Configure PipelineQuantizationConfig with the backend to use, the specific arguments (refer to the API reference for available arguments) for that backend, and which components to quantize. The example below quantizes the model to 4-bits and only uses 14.93GB of memory.
import torch
from diffusers import DiffusionPipeline
from diffusers.quantizers import PipelineQuantizationConfig
quant_config = PipelineQuantizationConfig(
quant_backend="bitsandbytes_4bit",
quant_kwargs={"load_in_4bit": True, "bnb_4bit_quant_type": "nf4", "bnb_4bit_compute_dtype": torch.bfloat16},
components_to_quantize=["transformer", "text_encoder"],
)
pipeline = DiffusionPipeline.from_pretrained(
"Qwen/Qwen-Image",
torch_dtype=torch.bfloat16,
quantization_config=quant_config,
device_map="cuda"
)
prompt = """
cinematic film still of a cat sipping a margarita in a pool in Palm Springs, California
highly detailed, high budget hollywood movie, cinemascope, moody, epic, gorgeous, film grain
"""
pipeline(prompt).images[0]
print(f"Max memory reserved: {torch.cuda.max_memory_allocated() / 1024**3:.2f} GB")
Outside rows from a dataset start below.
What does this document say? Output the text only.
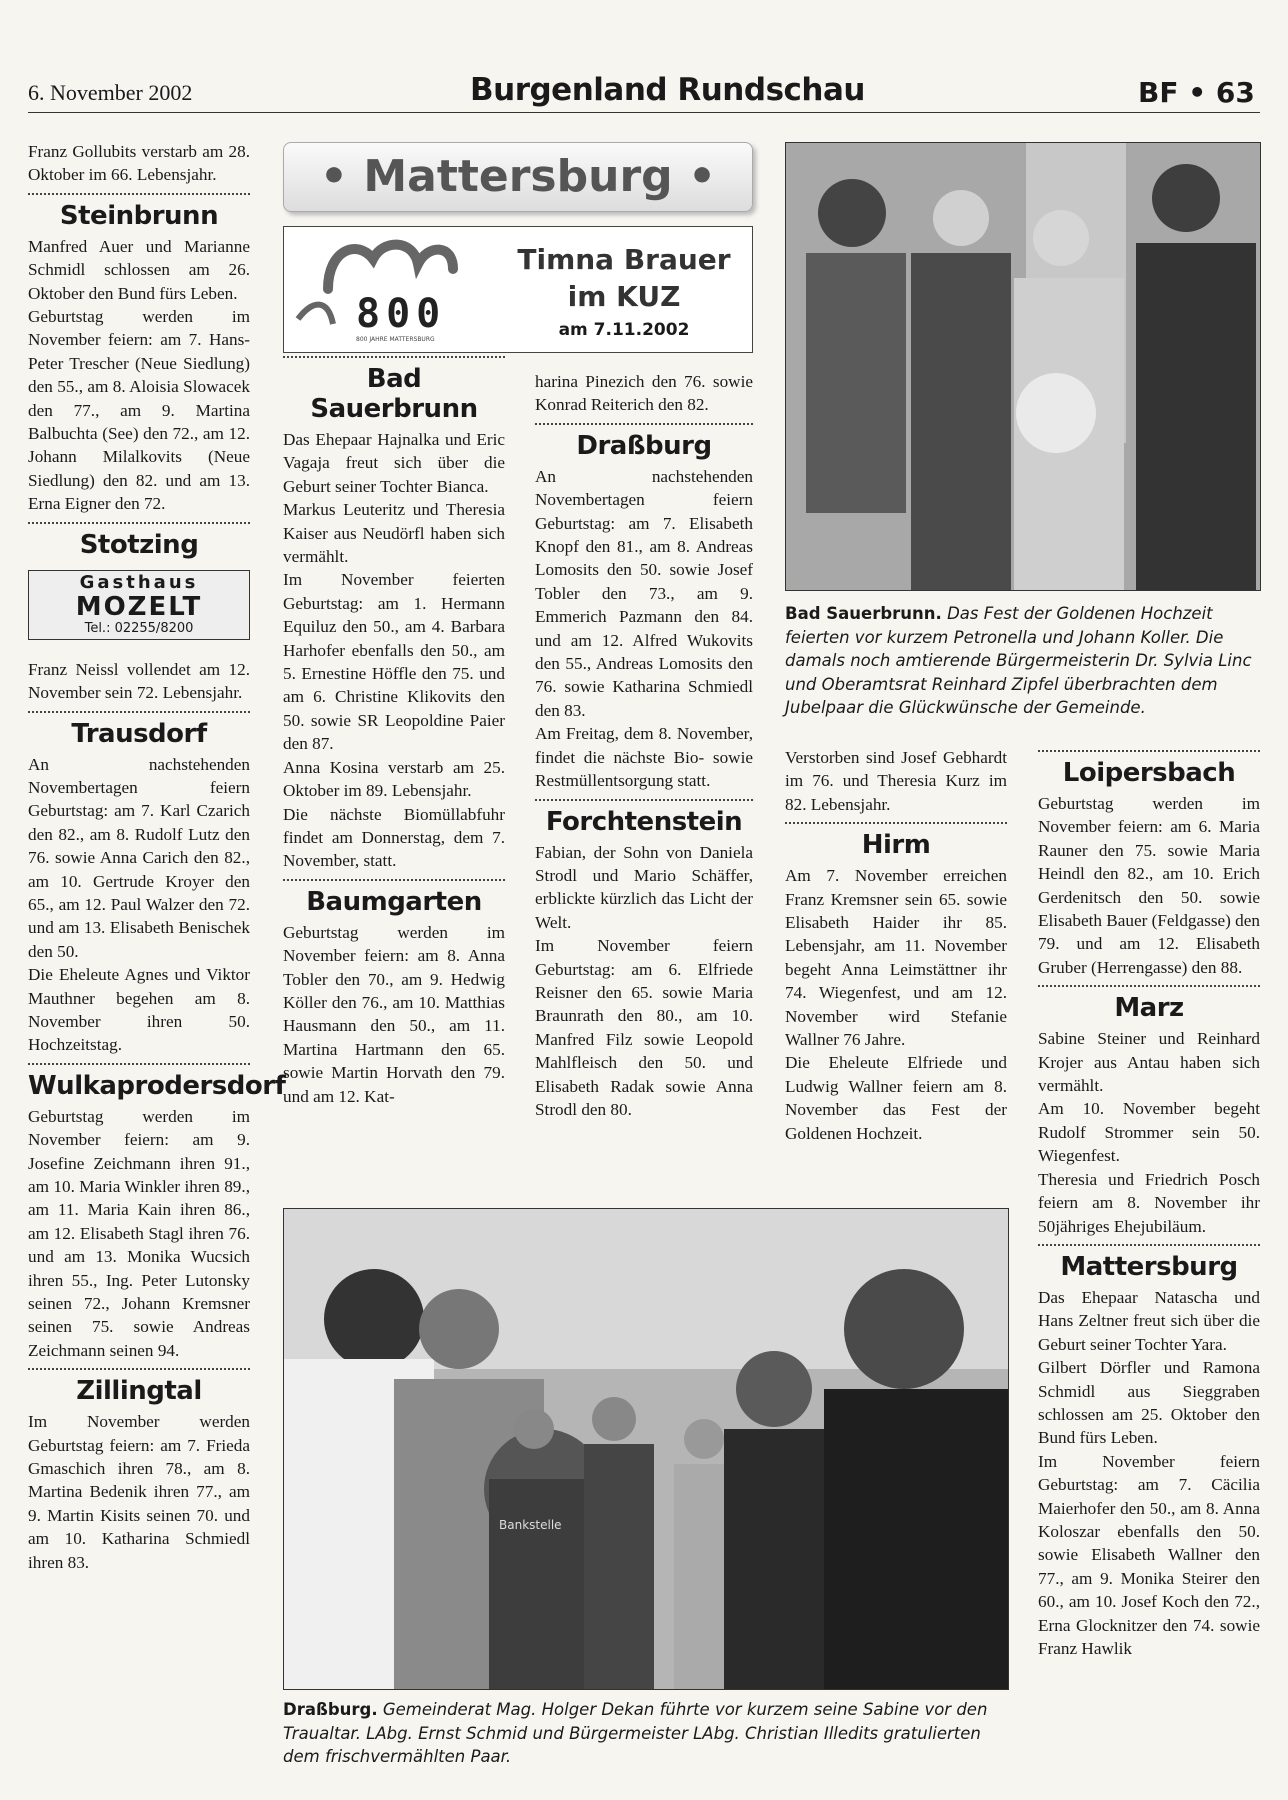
6. November 2002	Burgenland Rundschau	BF • 63

Franz Gollubits verstarb am 28. Oktober im 66. Lebensjahr.

Steinbrunn

Manfred Auer und Marianne Schmidl schlossen am 26. Oktober den Bund fürs Leben.

Geburtstag werden im November feiern: am 7. Hans-Peter Trescher (Neue Siedlung) den 55., am 8. Aloisia Slowacek den 77., am 9. Martina Balbuchta (See) den 72., am 12. Johann Milalkovits (Neue Siedlung) den 82. und am 13. Erna Eigner den 72.

Stotzing
Gasthaus
MOZELT
Tel.: 02255/8200

Franz Neissl vollendet am 12. November sein 72. Lebensjahr.

Trausdorf

An nachstehenden Novembertagen feiern Geburtstag: am 7. Karl Czarich den 82., am 8. Rudolf Lutz den 76. sowie Anna Carich den 82., am 10. Gertrude Kroyer den 65., am 12. Paul Walzer den 72. und am 13. Elisabeth Benischek den 50.

Die Eheleute Agnes und Viktor Mauthner begehen am 8. November ihren 50. Hochzeitstag.

Wulkaprodersdorf

Geburtstag werden im November feiern: am 9. Josefine Zeichmann ihren 91., am 10. Maria Winkler ihren 89., am 11. Maria Kain ihren 86., am 12. Elisabeth Stagl ihren 76. und am 13. Monika Wucsich ihren 55., Ing. Peter Lutonsky seinen 72., Johann Kremsner seinen 75. sowie Andreas Zeichmann seinen 94.

Zillingtal

Im November werden Geburtstag feiern: am 7. Frieda Gmaschich ihren 78., am 8. Martina Bedenik ihren 77., am 9. Martin Kisits seinen 70. und am 10. Katharina Schmiedl ihren 83.

• Mattersburg •
800
800 JAHRE MATTERSBURG
Timna Brauer im KUZ
am 7.11.2002
Bad Sauerbrunn

Das Ehepaar Hajnalka und Eric Vagaja freut sich über die Geburt seiner Tochter Bianca.

Markus Leuteritz und Theresia Kaiser aus Neudörfl haben sich vermählt.

Im November feierten Geburtstag: am 1. Hermann Equiluz den 50., am 4. Barbara Harhofer ebenfalls den 50., am 5. Ernestine Höffle den 75. und am 6. Christine Klikovits den 50. sowie SR Leopoldine Paier den 87.

Anna Kosina verstarb am 25. Oktober im 89. Lebensjahr.

Die nächste Biomüllabfuhr findet am Donnerstag, dem 7. November, statt.

Baumgarten

Geburtstag werden im November feiern: am 8. Anna Tobler den 70., am 9. Hedwig Köller den 76., am 10. Matthias Hausmann den 50., am 11. Martina Hartmann den 65. sowie Martin Horvath den 79. und am 12. Kat-

harina Pinezich den 76. sowie Konrad Reiterich den 82.

Draßburg

An nachstehenden Novembertagen feiern Geburtstag: am 7. Elisabeth Knopf den 81., am 8. Andreas Lomosits den 50. sowie Josef Tobler den 73., am 9. Emmerich Pazmann den 84. und am 12. Alfred Wukovits den 55., Andreas Lomosits den 76. sowie Katharina Schmiedl den 83.

Am Freitag, dem 8. November, findet die nächste Bio- sowie Restmüllentsorgung statt.

Forchtenstein

Fabian, der Sohn von Daniela Strodl und Mario Schäffer, erblickte kürzlich das Licht der Welt.

Im November feiern Geburtstag: am 6. Elfriede Reisner den 65. sowie Maria Braunrath den 80., am 10. Manfred Filz sowie Leopold Mahlfleisch den 50. und Elisabeth Radak sowie Anna Strodl den 80.

Bad Sauerbrunn. Das Fest der Goldenen Hochzeit feierten vor kurzem Petronella und Johann Koller. Die damals noch amtierende Bürgermeisterin Dr. Sylvia Linc und Oberamtsrat Reinhard Zipfel überbrachten dem Jubelpaar die Glückwünsche der Gemeinde.

Verstorben sind Josef Gebhardt im 76. und Theresia Kurz im 82. Lebensjahr.

Hirm

Am 7. November erreichen Franz Kremsner sein 65. sowie Elisabeth Haider ihr 85. Lebensjahr, am 11. November begeht Anna Leimstättner ihr 74. Wiegenfest, und am 12. November wird Stefanie Wallner 76 Jahre.

Die Eheleute Elfriede und Ludwig Wallner feiern am 8. November das Fest der Goldenen Hochzeit.

Loipersbach

Geburtstag werden im November feiern: am 6. Maria Rauner den 75. sowie Maria Heindl den 82., am 10. Erich Gerdenitsch den 50. sowie Elisabeth Bauer (Feldgasse) den 79. und am 12. Elisabeth Gruber (Herrengasse) den 88.

Marz

Sabine Steiner und Reinhard Krojer aus Antau haben sich vermählt.

Am 10. November begeht Rudolf Strommer sein 50. Wiegenfest.

Theresia und Friedrich Posch feiern am 8. November ihr 50jähriges Ehejubiläum.

Mattersburg

Das Ehepaar Natascha und Hans Zeltner freut sich über die Geburt seiner Tochter Yara.

Gilbert Dörfler und Ramona Schmidl aus Sieggraben schlossen am 25. Oktober den Bund fürs Leben.

Im November feiern Geburtstag: am 7. Cäcilia Maierhofer den 50., am 8. Anna Koloszar ebenfalls den 50. sowie Elisabeth Wallner den 77., am 9. Monika Steirer den 60., am 10. Josef Koch den 72., Erna Glocknitzer den 74. sowie Franz Hawlik

Bankstelle
Draßburg. Gemeinderat Mag. Holger Dekan führte vor kurzem seine Sabine vor den Traualtar. LAbg. Ernst Schmid und Bürgermeister LAbg. Christian Illedits gratulierten dem frischvermählten Paar.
Take a look at the Quantization section for more details.
Optimizations
Modern diffusion models are very large and have billions of parameters. The iterative denoising process is also computationally intensive and slow. Diffusers provides techniques for reducing memory usage and boosting inference speed. These techniques can be combined with quantization to optimize for both memory usage and inference speed.
Memory usage
The text encoders and UNet or DiT can use up as much as ~30GB of memory, exceeding the amount available on many free-tier or consumer GPUs.
Offloading stores weights that aren’t currently used on the CPU and only moves them to the GPU when they’re needed. There are a few offloading types and the example below uses model offloading. This moves an entire model, like a text encoder or transformer, to the CPU when it isn’t actively being used.
Call enable_model_cpu_offload() to activate it. By combining quantization and offloading, the following example only requires ~12.54GB of memory.
import torch
from diffusers import DiffusionPipeline
from diffusers.quantizers import PipelineQuantizationConfig
quant_config = PipelineQuantizationConfig(
quant_backend="bitsandbytes_4bit",
quant_kwargs={"load_in_4bit": True, "bnb_4bit_quant_type": "nf4", "bnb_4bit_compute_dtype": torch.bfloat16},
components_to_quantize=["transformer", "text_encoder"],
)
pipeline = DiffusionPipeline.from_pretrained(
"Qwen/Qwen-Image",
torch_dtype=torch.bfloat16,
quantization_config=quant_config,
device_map="cuda"
)
pipeline.enable_model_cpu_offload()
prompt = """
cinematic film still of a cat sipping a margarita in a pool in Palm Springs, California
highly detailed, high budget hollywood movie, cinemascope, moody, epic, gorgeous, film grain
"""
pipeline(prompt).images[0]
print(f"Max memory reserved: {torch.cuda.max_memory_allocated() / 1024**3:.2f} GB")
Refer to the Reduce memory usage docs to learn more about other memory reducing techniques.
Inference speed
The denoising loop performs a lot of computations and can be slow. Methods like torch.compile increases inference speed by compiling the computations into an optimized kernel. Compilation is slow for the first generation but successive generations should be much faster.
The example below uses regional compilation to only compile small regions of a model. It reduces cold-start latency while also providing a runtime speed up.
Call compile_repeated_blocks() on the model to activate it.
import torch
from diffusers import DiffusionPipeline
pipeline = DiffusionPipeline.from_pretrained(
"Qwen/Qwen-Image", torch_dtype=torch.bfloat16, device_map="cuda"
)
pipeline.transformer.compile_repeated_blocks(
fullgraph=True,
)
prompt = """
cinematic film still of a cat sipping a margarita in a pool in Palm Springs, California
highly detailed, high budget hollywood movie, cinemascope, moody, epic, gorgeous, film grain
"""
pipeline(prompt).images[0]
Check out the Accelerate inference or Caching docs for more methods that speed up inference.